Evidence & guidelines

Authoritative clinician guidance, such as the National Osteoporosis Foundation Clinician's Guide (Cosman et al., 2014), frames osteoporosis as a disease to be identified through bone density, clinical risk factors, and fracture history together. Such guidance synthesizes observational epidemiology and trial evidence; the present entry summarizes concepts and does not reproduce specific clinical recommendations.

History

Osteoporosis was long regarded as an inevitable feature of aging until twentieth-century work distinguished it as a definable disease of bone strength.
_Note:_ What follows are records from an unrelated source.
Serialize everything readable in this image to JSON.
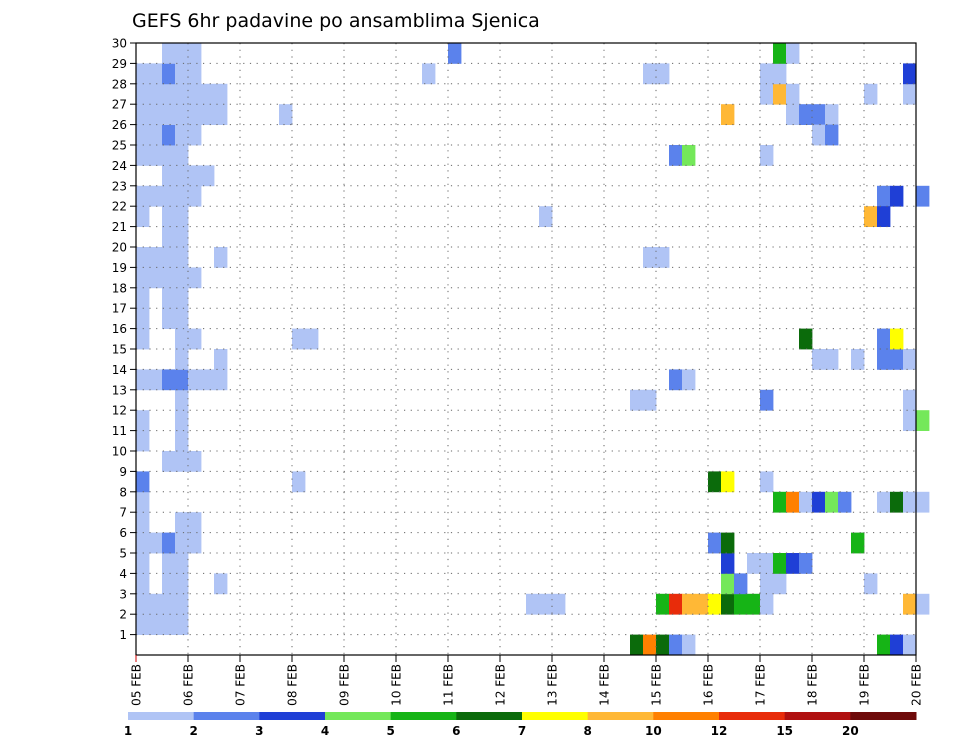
{
  "chart_data": {
    "type": "heatmap",
    "title": "GEFS 6hr padavine po ansamblima Sjenica",
    "x_ticks": [
      "05 FEB",
      "06 FEB",
      "07 FEB",
      "08 FEB",
      "09 FEB",
      "10 FEB",
      "11 FEB",
      "12 FEB",
      "13 FEB",
      "14 FEB",
      "15 FEB",
      "16 FEB",
      "17 FEB",
      "18 FEB",
      "19 FEB",
      "20 FEB"
    ],
    "y_ticks": [
      "1",
      "2",
      "3",
      "4",
      "5",
      "6",
      "7",
      "8",
      "9",
      "10",
      "11",
      "12",
      "13",
      "14",
      "15",
      "16",
      "17",
      "18",
      "19",
      "20",
      "21",
      "22",
      "23",
      "24",
      "25",
      "26",
      "27",
      "28",
      "29",
      "30"
    ],
    "x_range_days": [
      0,
      15
    ],
    "y_range": [
      0,
      30
    ],
    "grid": true,
    "colorbar": {
      "labels": [
        "1",
        "2",
        "3",
        "4",
        "5",
        "6",
        "7",
        "8",
        "10",
        "12",
        "15",
        "20"
      ],
      "colors": [
        "#b0c4f5",
        "#5b82ec",
        "#1f3fd6",
        "#74e85a",
        "#16b416",
        "#0b6b0b",
        "#ffff00",
        "#ffb836",
        "#ff8000",
        "#e82c0a",
        "#b01010",
        "#6e0a0a"
      ]
    },
    "cells": [
      [
        0,
        1,
        1
      ],
      [
        0.25,
        1,
        1
      ],
      [
        0.5,
        1,
        1
      ],
      [
        0.75,
        1,
        1
      ],
      [
        0,
        2,
        1
      ],
      [
        0.25,
        2,
        1
      ],
      [
        0.5,
        2,
        1
      ],
      [
        0.75,
        2,
        1
      ],
      [
        0,
        3,
        1
      ],
      [
        0.5,
        3,
        1
      ],
      [
        0.75,
        3,
        1
      ],
      [
        1.5,
        3,
        1
      ],
      [
        0,
        4,
        1
      ],
      [
        0.5,
        4,
        1
      ],
      [
        0.75,
        4,
        1
      ],
      [
        0,
        5,
        1
      ],
      [
        0.25,
        5,
        1
      ],
      [
        0.5,
        5,
        2
      ],
      [
        0.75,
        5,
        1
      ],
      [
        1,
        5,
        1
      ],
      [
        0,
        6,
        1
      ],
      [
        0.75,
        6,
        1
      ],
      [
        1,
        6,
        1
      ],
      [
        0,
        7,
        1
      ],
      [
        0,
        8,
        2
      ],
      [
        3,
        8,
        1
      ],
      [
        0.5,
        9,
        1
      ],
      [
        0.75,
        9,
        1
      ],
      [
        1,
        9,
        1
      ],
      [
        0,
        10,
        1
      ],
      [
        0.75,
        10,
        1
      ],
      [
        0,
        11,
        1
      ],
      [
        0.75,
        11,
        1
      ],
      [
        0.75,
        12,
        1
      ],
      [
        0,
        13,
        1
      ],
      [
        0.25,
        13,
        1
      ],
      [
        0.5,
        13,
        2
      ],
      [
        0.75,
        13,
        2
      ],
      [
        1,
        13,
        1
      ],
      [
        1.25,
        13,
        1
      ],
      [
        1.5,
        13,
        1
      ],
      [
        0.75,
        14,
        1
      ],
      [
        1.5,
        14,
        1
      ],
      [
        0,
        15,
        1
      ],
      [
        0.75,
        15,
        1
      ],
      [
        1,
        15,
        1
      ],
      [
        3,
        15,
        1
      ],
      [
        3.25,
        15,
        1
      ],
      [
        0,
        16,
        1
      ],
      [
        0.5,
        16,
        1
      ],
      [
        0.75,
        16,
        1
      ],
      [
        0,
        17,
        1
      ],
      [
        0.5,
        17,
        1
      ],
      [
        0.75,
        17,
        1
      ],
      [
        0,
        18,
        1
      ],
      [
        0.25,
        18,
        1
      ],
      [
        0.5,
        18,
        1
      ],
      [
        0.75,
        18,
        1
      ],
      [
        1,
        18,
        1
      ],
      [
        0,
        19,
        1
      ],
      [
        0.25,
        19,
        1
      ],
      [
        0.5,
        19,
        1
      ],
      [
        0.75,
        19,
        1
      ],
      [
        1.5,
        19,
        1
      ],
      [
        0.5,
        20,
        1
      ],
      [
        0.75,
        20,
        1
      ],
      [
        0,
        21,
        1
      ],
      [
        0.5,
        21,
        1
      ],
      [
        0.75,
        21,
        1
      ],
      [
        0,
        22,
        1
      ],
      [
        0.25,
        22,
        1
      ],
      [
        0.5,
        22,
        1
      ],
      [
        0.75,
        22,
        1
      ],
      [
        1,
        22,
        1
      ],
      [
        0.5,
        23,
        1
      ],
      [
        0.75,
        23,
        1
      ],
      [
        1,
        23,
        1
      ],
      [
        1.25,
        23,
        1
      ],
      [
        0,
        24,
        1
      ],
      [
        0.25,
        24,
        1
      ],
      [
        0.5,
        24,
        1
      ],
      [
        0.75,
        24,
        1
      ],
      [
        0,
        25,
        1
      ],
      [
        0.25,
        25,
        1
      ],
      [
        0.5,
        25,
        2
      ],
      [
        0.75,
        25,
        1
      ],
      [
        1,
        25,
        1
      ],
      [
        0,
        26,
        1
      ],
      [
        0.25,
        26,
        1
      ],
      [
        0.5,
        26,
        1
      ],
      [
        0.75,
        26,
        1
      ],
      [
        1,
        26,
        1
      ],
      [
        1.25,
        26,
        1
      ],
      [
        1.5,
        26,
        1
      ],
      [
        2.75,
        26,
        1
      ],
      [
        0,
        27,
        1
      ],
      [
        0.25,
        27,
        1
      ],
      [
        0.5,
        27,
        1
      ],
      [
        0.75,
        27,
        1
      ],
      [
        1,
        27,
        1
      ],
      [
        1.25,
        27,
        1
      ],
      [
        1.5,
        27,
        1
      ],
      [
        0,
        28,
        1
      ],
      [
        0.25,
        28,
        1
      ],
      [
        0.5,
        28,
        2
      ],
      [
        0.75,
        28,
        1
      ],
      [
        1,
        28,
        1
      ],
      [
        5.5,
        28,
        1
      ],
      [
        0.5,
        29,
        1
      ],
      [
        0.75,
        29,
        1
      ],
      [
        1,
        29,
        1
      ],
      [
        6,
        29,
        2
      ],
      [
        7.75,
        21,
        1
      ],
      [
        7.5,
        2,
        1
      ],
      [
        7.75,
        2,
        1
      ],
      [
        8,
        2,
        1
      ],
      [
        9.5,
        0,
        6
      ],
      [
        9.75,
        0,
        9
      ],
      [
        10,
        0,
        6
      ],
      [
        10.25,
        0,
        2
      ],
      [
        10.5,
        0,
        1
      ],
      [
        9.5,
        12,
        1
      ],
      [
        9.75,
        12,
        1
      ],
      [
        10.25,
        13,
        2
      ],
      [
        10.5,
        13,
        1
      ],
      [
        9.75,
        19,
        1
      ],
      [
        10,
        19,
        1
      ],
      [
        10.25,
        24,
        2
      ],
      [
        10.5,
        24,
        4
      ],
      [
        9.75,
        28,
        1
      ],
      [
        10,
        28,
        1
      ],
      [
        10,
        2,
        5
      ],
      [
        10.25,
        2,
        10
      ],
      [
        10.5,
        2,
        8
      ],
      [
        10.75,
        2,
        8
      ],
      [
        11,
        2,
        7
      ],
      [
        11.25,
        2,
        6
      ],
      [
        11.5,
        2,
        5
      ],
      [
        11.75,
        2,
        5
      ],
      [
        12,
        2,
        1
      ],
      [
        11.25,
        3,
        4
      ],
      [
        11.5,
        3,
        2
      ],
      [
        12,
        3,
        1
      ],
      [
        12.25,
        3,
        1
      ],
      [
        11.25,
        4,
        3
      ],
      [
        11.75,
        4,
        1
      ],
      [
        12,
        4,
        1
      ],
      [
        12.25,
        4,
        5
      ],
      [
        12.5,
        4,
        3
      ],
      [
        12.75,
        4,
        2
      ],
      [
        11,
        5,
        2
      ],
      [
        11.25,
        5,
        6
      ],
      [
        13.75,
        5,
        5
      ],
      [
        12.25,
        7,
        5
      ],
      [
        12.5,
        7,
        9
      ],
      [
        12.75,
        7,
        1
      ],
      [
        13,
        7,
        3
      ],
      [
        13.25,
        7,
        4
      ],
      [
        13.5,
        7,
        2
      ],
      [
        11,
        8,
        6
      ],
      [
        11.25,
        8,
        7
      ],
      [
        12,
        8,
        1
      ],
      [
        12,
        12,
        2
      ],
      [
        13,
        14,
        1
      ],
      [
        13.25,
        14,
        1
      ],
      [
        13.75,
        14,
        1
      ],
      [
        14.25,
        14,
        2
      ],
      [
        14.5,
        14,
        2
      ],
      [
        14.75,
        14,
        1
      ],
      [
        12.75,
        15,
        6
      ],
      [
        11.25,
        26,
        8
      ],
      [
        12,
        24,
        1
      ],
      [
        12.5,
        26,
        1
      ],
      [
        12.75,
        26,
        2
      ],
      [
        13,
        26,
        2
      ],
      [
        13.25,
        26,
        1
      ],
      [
        13,
        25,
        1
      ],
      [
        13.25,
        25,
        2
      ],
      [
        12,
        27,
        1
      ],
      [
        12.25,
        27,
        8
      ],
      [
        12.5,
        27,
        1
      ],
      [
        12,
        28,
        1
      ],
      [
        12.25,
        28,
        1
      ],
      [
        12.25,
        29,
        5
      ],
      [
        12.5,
        29,
        1
      ],
      [
        14.25,
        0,
        5
      ],
      [
        14.5,
        0,
        3
      ],
      [
        14.75,
        0,
        1
      ],
      [
        14.75,
        2,
        8
      ],
      [
        15,
        2,
        1
      ],
      [
        14,
        3,
        1
      ],
      [
        14.25,
        7,
        1
      ],
      [
        14.5,
        7,
        6
      ],
      [
        14.75,
        7,
        1
      ],
      [
        15,
        7,
        1
      ],
      [
        14.75,
        11,
        1
      ],
      [
        15,
        11,
        4
      ],
      [
        14.75,
        12,
        1
      ],
      [
        14.25,
        15,
        2
      ],
      [
        14.5,
        15,
        7
      ],
      [
        14.25,
        22,
        2
      ],
      [
        14.5,
        22,
        3
      ],
      [
        14,
        21,
        8
      ],
      [
        14.25,
        21,
        3
      ],
      [
        15,
        22,
        2
      ],
      [
        14,
        27,
        1
      ],
      [
        14.75,
        27,
        1
      ],
      [
        14.75,
        28,
        3
      ]
    ]
  }
}
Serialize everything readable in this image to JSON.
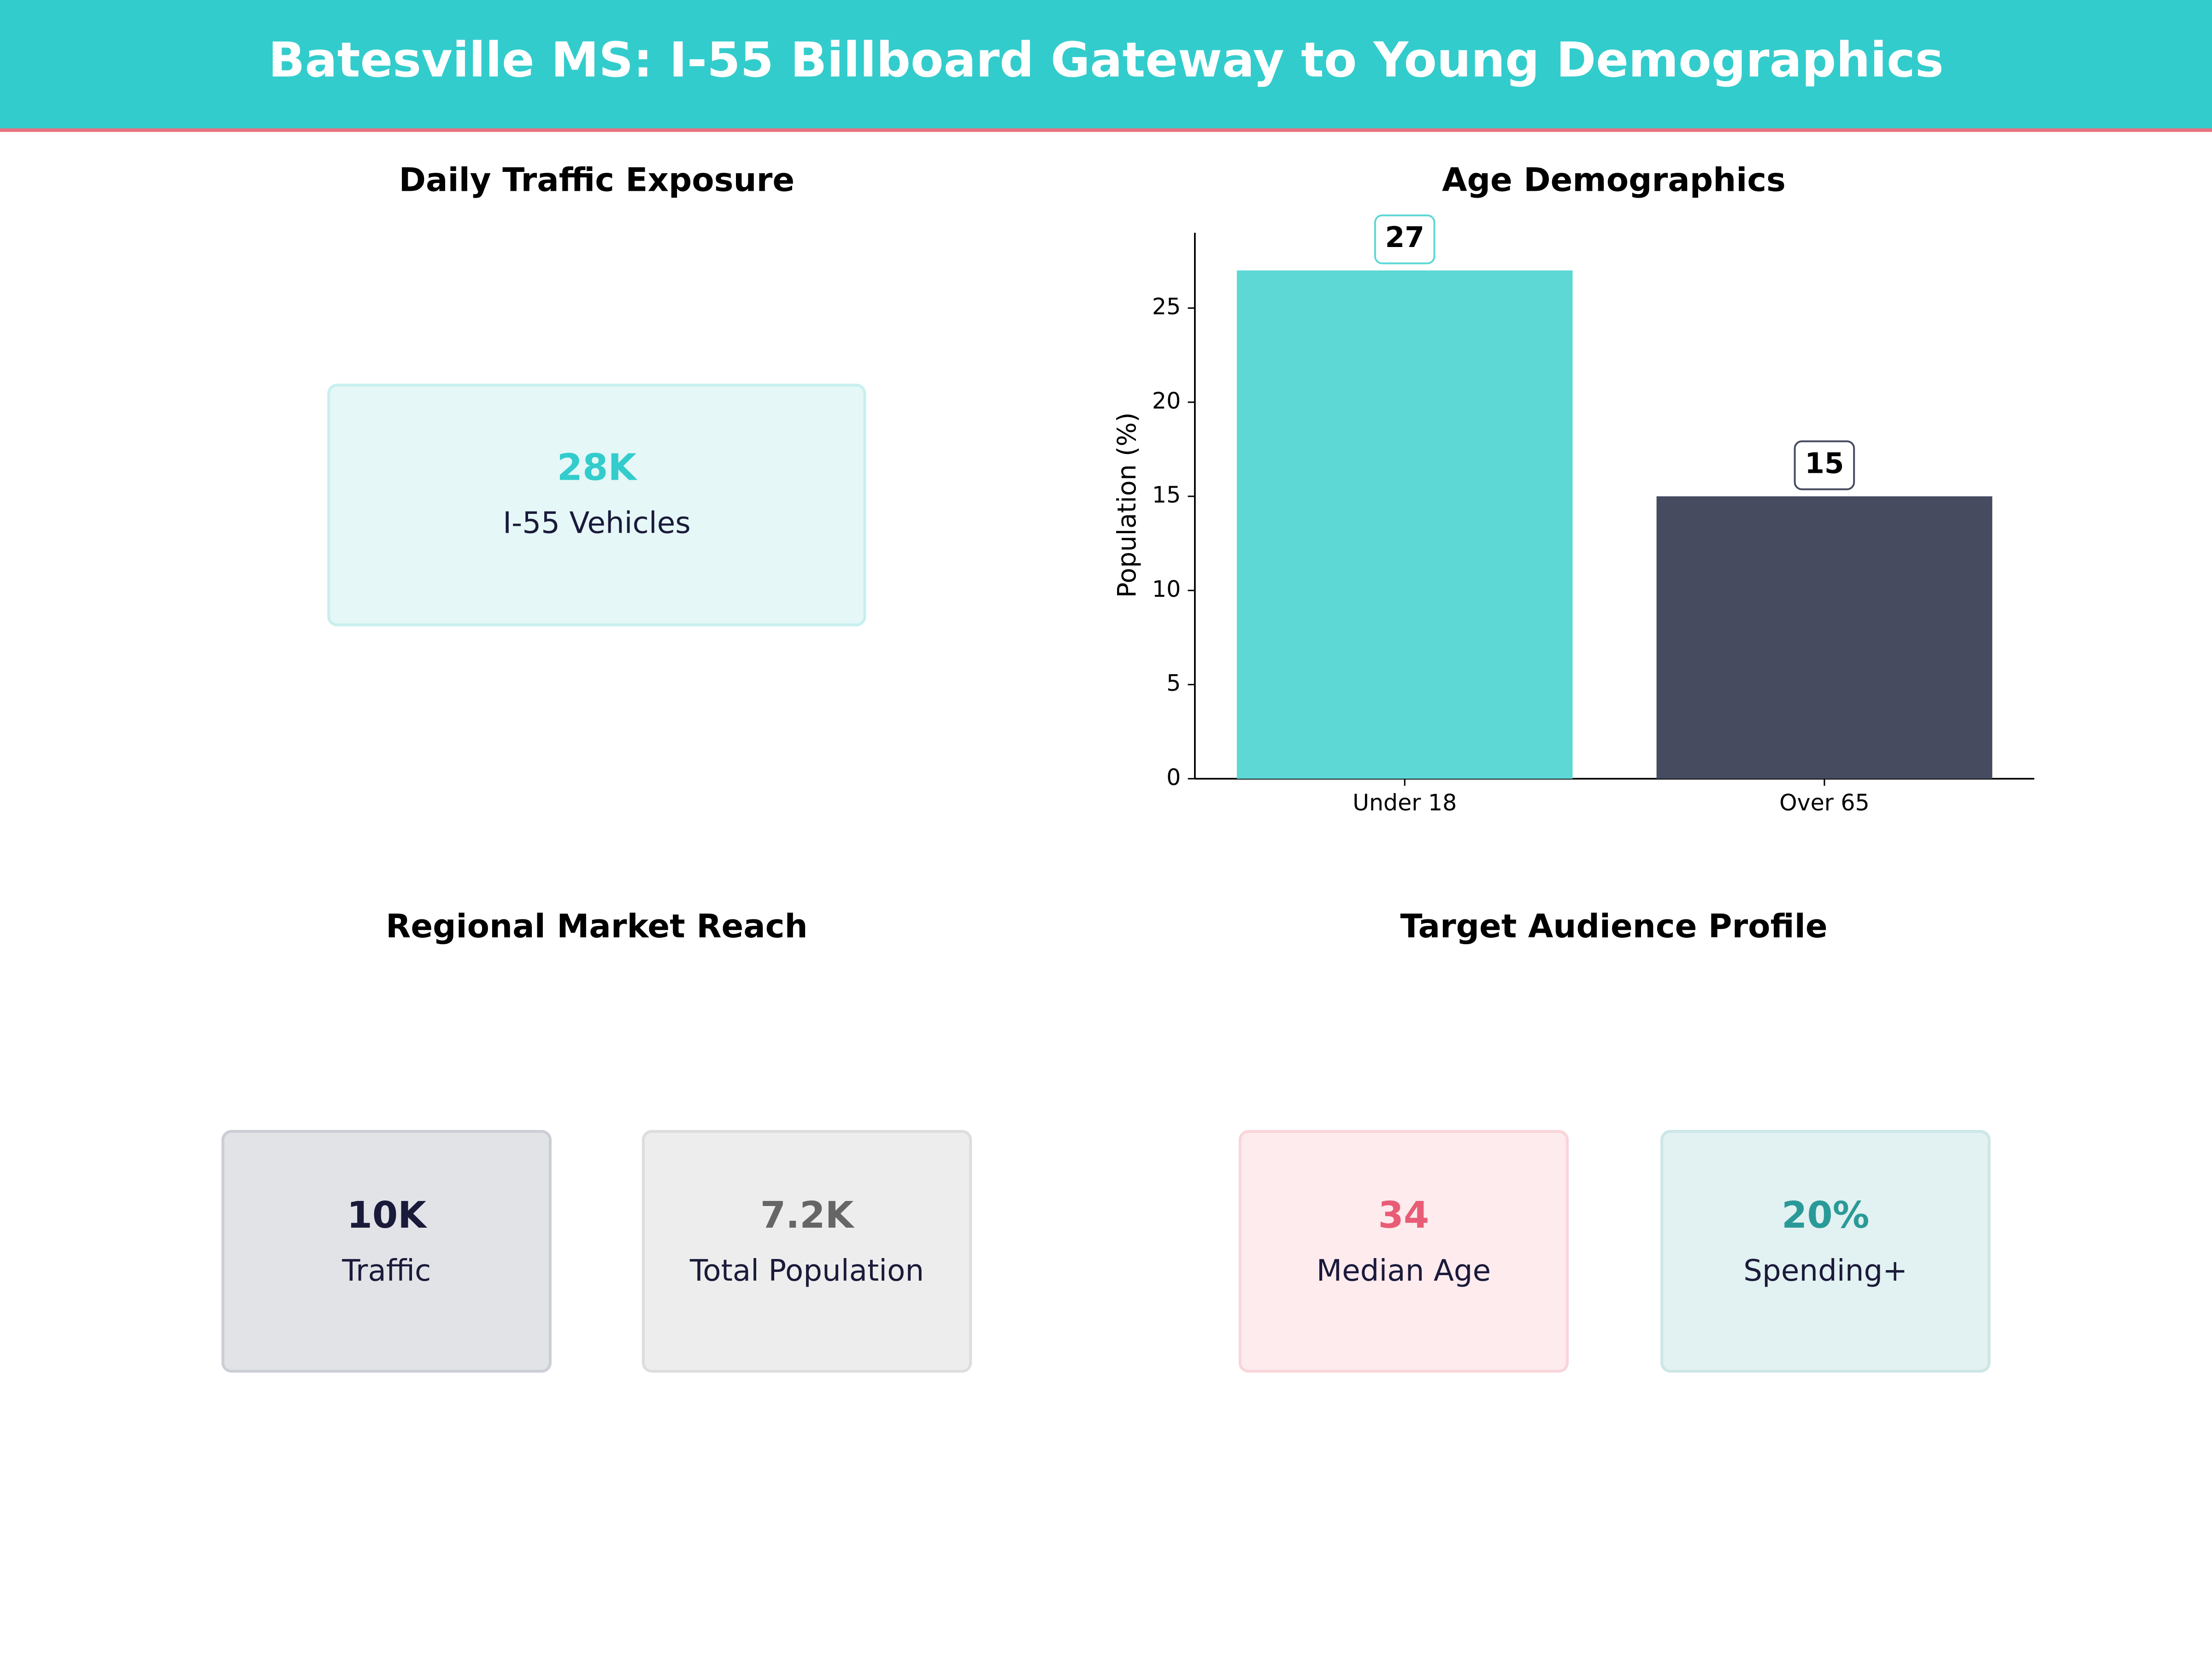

The introduction of bone densitometry and a densitometric (T-score) definition gave it operational criteria, and the later elucidation of estrogen's role and of the RANKL/osteoprotegerin pathway clarified its biology and pointed toward targeted therapies.

Key figures

  • Juliet Compston
  • B. Lawrence Riggs
  • Lorenz Hofbauer
  • Felicia Cosman

Related topics

Seminal works

  • compston-2019
  • burge-2007
  • hofbauer-2000

Frequently asked questions

Is osteoporosis the same as having low bone density on a scan?
Low bone mineral density is the densitometric hallmark, but osteoporosis is a disease of reduced bone strength that also involves bone microarchitecture and quality, which is why fragility fractures can occur across a range of density values.
What is a fragility fracture?
It is a fracture that results from a force, such as a fall from standing height, that would not normally break healthy bone; the hip, spine, and wrist are characteristic sites.
Why are postmenopausal women especially affected?
The fall in estrogen after menopause accelerates bone resorption relative to formation, producing rapid bone loss in the years following menopause.